Des prises de conscience récentes ont conduit par les lois de 2006, 2007, 2013 à enclencher une réorganisation des établissements d’enseignement supérieur et de recherche par la mise en place de PRES et la création de COMUE dont celle de Saclay qui a montré les limites de ces politiques.

En 1956, lors du colloque de Caen, Mendès France pouvait dire

« Pourquoi tant de barrières entre grandes écoles et universités, entre facultés, entre cadres de la Recherche et de l’Enseignement. Comment justifier cette ossification des matières d’enseignement. Pourquoi cette muraille de Chine entre recherche fondamentale et industrie ? »

Soixante-deux ans après, on pourrait presque écrire la même chose quand on entend certains propos tenus en privé par certains responsables.

Depuis 20 ans les structures et les mentalités ont profondément évolué. Dans de nombreuses villes, les EPSCP (dénomination officielle des universités actuelles) collaborent avec des laboratoires de recherche étatique et des Écoles d’ingénieurs, dans les grands centres comme Strasbourg ou Lyon, mais aussi dans des villes moyennes. Je fais l’hypothèse que le Président Macron et son gouvernement, par cette décision forte et symbolique, actant le refus des mariages forcés à Saclay, donnent le signal qu’ils vont prendre à bras le corps la nécessaire réorganisation de l’enseignement supérieur (universités et écoles) et des organismes de recherche étatiques.

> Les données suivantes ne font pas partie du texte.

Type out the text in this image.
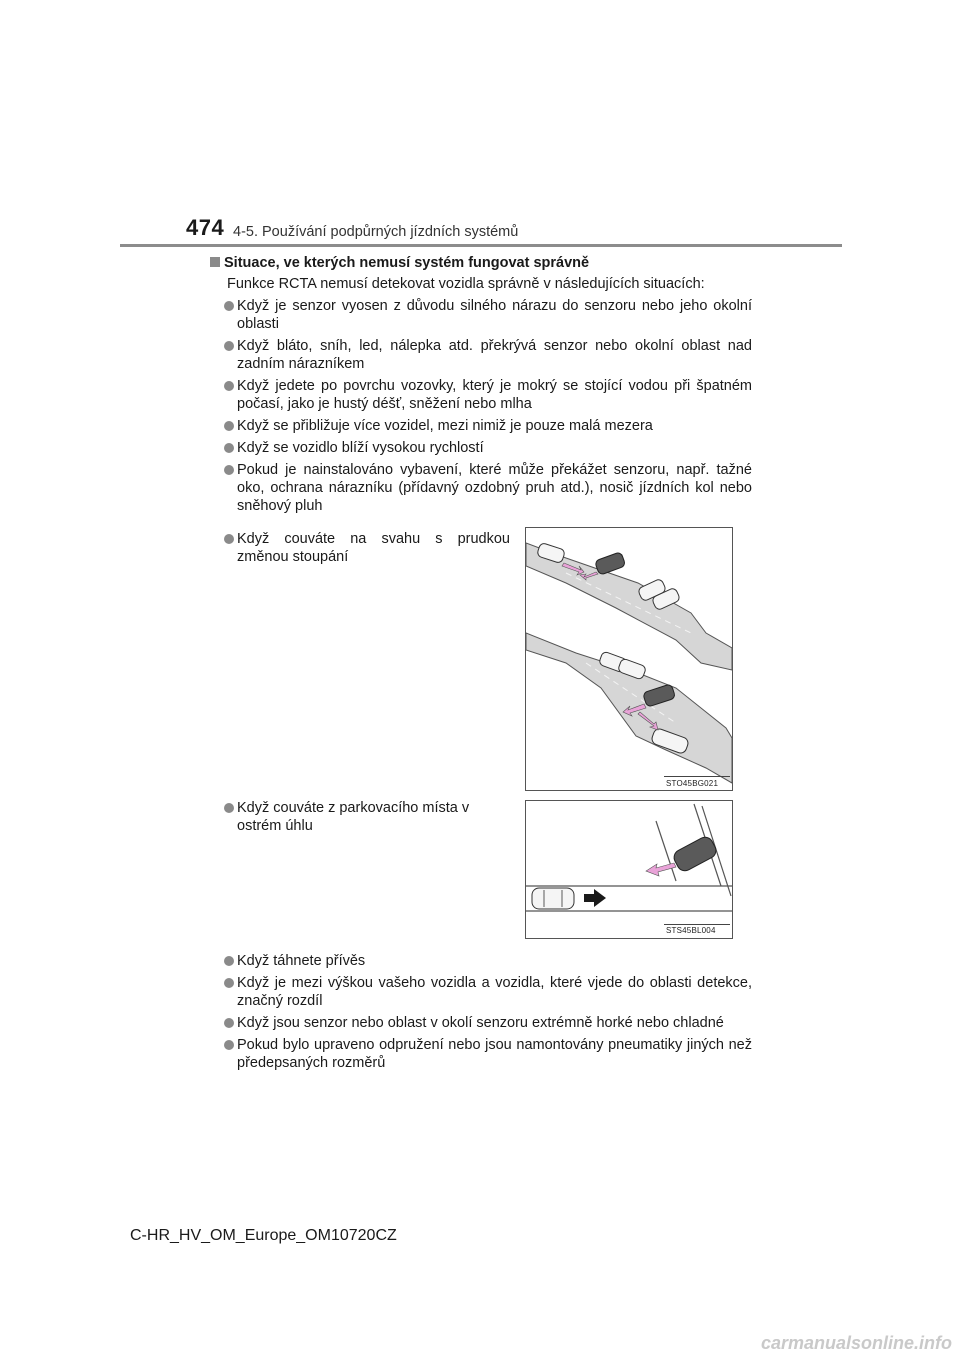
474 4-5. Používání podpůrných jízdních systémů
Situace, ve kterých nemusí systém fungovat správně
Funkce RCTA nemusí detekovat vozidla správně v následujících situacích:
Když je senzor vyosen z důvodu silného nárazu do senzoru nebo jeho okolní oblasti
Když bláto, sníh, led, nálepka atd. překrývá senzor nebo okolní oblast nad zadním nárazníkem
Když jedete po povrchu vozovky, který je mokrý se stojící vodou při špatném počasí, jako je hustý déšť, sněžení nebo mlha
Když se přibližuje více vozidel, mezi nimiž je pouze malá mezera
Když se vozidlo blíží vysokou rychlostí
Pokud je nainstalováno vybavení, které může překážet senzoru, např. tažné oko, ochrana nárazníku (přídavný ozdobný pruh atd.), nosič jízdních kol nebo sněhový pluh
Když couváte na svahu s prudkou změnou stoupání
STO45BG021
Když couváte z parkovacího místa v ostrém úhlu
STS45BL004
Když táhnete přívěs
Když je mezi výškou vašeho vozidla a vozidla, které vjede do oblasti detekce, značný rozdíl
Když jsou senzor nebo oblast v okolí senzoru extrémně horké nebo chladné
Pokud bylo upraveno odpružení nebo jsou namontovány pneumatiky jiných než předepsaných rozměrů
C-HR_HV_OM_Europe_OM10720CZ
carmanualsonline.info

Voudront-ils mettre en place, en France comme dans tous les grands pays, de véritables universités gérées de façon autonome ? Ces évolutions et ce renouveau supposeront aussi d’avoir un État plus efficace : une gestion de l’enseignement supérieur et de la recherche profondément transformée, par la création d’une « administration de mission » légère et efficace se substituant à la technostructure actuelle (le « mammouth ») et moins coûteuse. La détermination du Président devrait permettre cette « Révolution », à condition d’éviter l’erreur de Léon Bourgeois en 1892 : l’État ne doit pas décider dans quelles villes de France seront mises en places ces « vraies » universités. Il doit accompagner les villes dans lesquelles les acteurs locaux sont prêts à avancer et le veulent.

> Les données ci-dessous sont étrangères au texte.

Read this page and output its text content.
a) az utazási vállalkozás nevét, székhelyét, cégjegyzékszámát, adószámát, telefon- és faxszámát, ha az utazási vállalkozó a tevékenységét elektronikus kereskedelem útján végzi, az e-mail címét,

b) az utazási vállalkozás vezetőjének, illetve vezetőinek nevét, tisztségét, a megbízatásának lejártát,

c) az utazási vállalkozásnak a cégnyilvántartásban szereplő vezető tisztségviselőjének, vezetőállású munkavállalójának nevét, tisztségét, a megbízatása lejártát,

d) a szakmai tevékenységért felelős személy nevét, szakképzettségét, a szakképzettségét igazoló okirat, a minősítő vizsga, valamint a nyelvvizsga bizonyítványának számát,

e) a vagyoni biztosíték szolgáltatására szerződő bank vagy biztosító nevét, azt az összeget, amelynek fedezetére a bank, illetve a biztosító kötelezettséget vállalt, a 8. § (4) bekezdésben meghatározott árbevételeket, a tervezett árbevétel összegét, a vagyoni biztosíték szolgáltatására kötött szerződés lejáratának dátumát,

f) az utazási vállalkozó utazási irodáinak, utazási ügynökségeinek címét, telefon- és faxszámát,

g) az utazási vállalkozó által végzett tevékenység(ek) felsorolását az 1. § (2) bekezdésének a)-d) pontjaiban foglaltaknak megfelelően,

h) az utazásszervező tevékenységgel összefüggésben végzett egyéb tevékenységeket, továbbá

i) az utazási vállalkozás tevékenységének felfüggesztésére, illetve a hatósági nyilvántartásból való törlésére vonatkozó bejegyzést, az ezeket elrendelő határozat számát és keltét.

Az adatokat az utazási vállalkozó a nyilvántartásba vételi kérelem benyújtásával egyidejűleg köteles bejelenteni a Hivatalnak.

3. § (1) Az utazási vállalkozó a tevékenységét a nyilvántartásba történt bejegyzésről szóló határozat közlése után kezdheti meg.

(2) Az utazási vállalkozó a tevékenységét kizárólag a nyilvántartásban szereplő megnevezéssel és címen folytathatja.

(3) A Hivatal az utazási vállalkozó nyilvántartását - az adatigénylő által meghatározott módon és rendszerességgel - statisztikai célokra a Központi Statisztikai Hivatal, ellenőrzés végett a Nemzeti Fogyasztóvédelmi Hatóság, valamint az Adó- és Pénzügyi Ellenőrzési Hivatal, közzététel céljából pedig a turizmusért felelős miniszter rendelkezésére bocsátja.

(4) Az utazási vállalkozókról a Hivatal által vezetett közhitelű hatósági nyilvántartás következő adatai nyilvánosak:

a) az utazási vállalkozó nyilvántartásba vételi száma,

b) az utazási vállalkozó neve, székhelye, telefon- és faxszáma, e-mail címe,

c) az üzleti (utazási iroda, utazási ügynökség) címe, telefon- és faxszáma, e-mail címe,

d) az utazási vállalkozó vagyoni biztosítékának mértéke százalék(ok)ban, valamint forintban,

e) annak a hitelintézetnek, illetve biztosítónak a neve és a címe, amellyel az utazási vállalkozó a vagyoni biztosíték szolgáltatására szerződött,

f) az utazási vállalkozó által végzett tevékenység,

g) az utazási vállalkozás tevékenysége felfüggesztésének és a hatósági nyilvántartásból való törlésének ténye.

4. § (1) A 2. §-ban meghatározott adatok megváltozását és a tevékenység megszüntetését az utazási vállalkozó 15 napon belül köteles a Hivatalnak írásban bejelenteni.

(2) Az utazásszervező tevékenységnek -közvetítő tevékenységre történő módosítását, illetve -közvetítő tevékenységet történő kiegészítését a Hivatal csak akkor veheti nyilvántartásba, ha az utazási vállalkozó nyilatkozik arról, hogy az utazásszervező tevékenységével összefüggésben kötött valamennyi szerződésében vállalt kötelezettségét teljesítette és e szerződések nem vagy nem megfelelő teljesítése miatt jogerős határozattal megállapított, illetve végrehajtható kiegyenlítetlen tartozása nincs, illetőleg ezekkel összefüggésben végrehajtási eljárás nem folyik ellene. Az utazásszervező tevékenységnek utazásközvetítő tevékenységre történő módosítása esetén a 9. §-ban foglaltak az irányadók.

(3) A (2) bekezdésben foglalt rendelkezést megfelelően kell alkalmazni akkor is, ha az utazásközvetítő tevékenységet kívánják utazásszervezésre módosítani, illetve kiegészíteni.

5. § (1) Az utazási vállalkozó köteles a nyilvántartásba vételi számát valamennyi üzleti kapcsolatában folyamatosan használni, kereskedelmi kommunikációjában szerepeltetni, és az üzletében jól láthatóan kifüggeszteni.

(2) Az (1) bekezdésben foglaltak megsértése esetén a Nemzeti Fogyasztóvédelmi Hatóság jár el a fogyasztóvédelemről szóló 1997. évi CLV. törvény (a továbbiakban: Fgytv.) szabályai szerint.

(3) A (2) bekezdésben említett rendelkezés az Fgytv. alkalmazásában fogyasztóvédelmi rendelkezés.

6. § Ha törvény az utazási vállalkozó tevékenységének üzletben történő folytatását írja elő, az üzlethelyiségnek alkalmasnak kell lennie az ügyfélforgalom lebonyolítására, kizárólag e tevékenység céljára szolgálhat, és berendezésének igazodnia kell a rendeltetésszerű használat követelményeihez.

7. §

L’État central doit agir par le « bottom up » remplaçant le vieux jacobinisme colbertiste et néo-marxiste, inadapté au XXIe siècle. Des « États généraux de l’enseignement supérieur et de la recherche », comme le colloque de Caen en 1956, dont le rapport a été repris par le général de Gaulle trois ans plus tard, pourraient permettre d’accompagner la réflexion et l’action de l’État et celles de tous les acteurs concernés.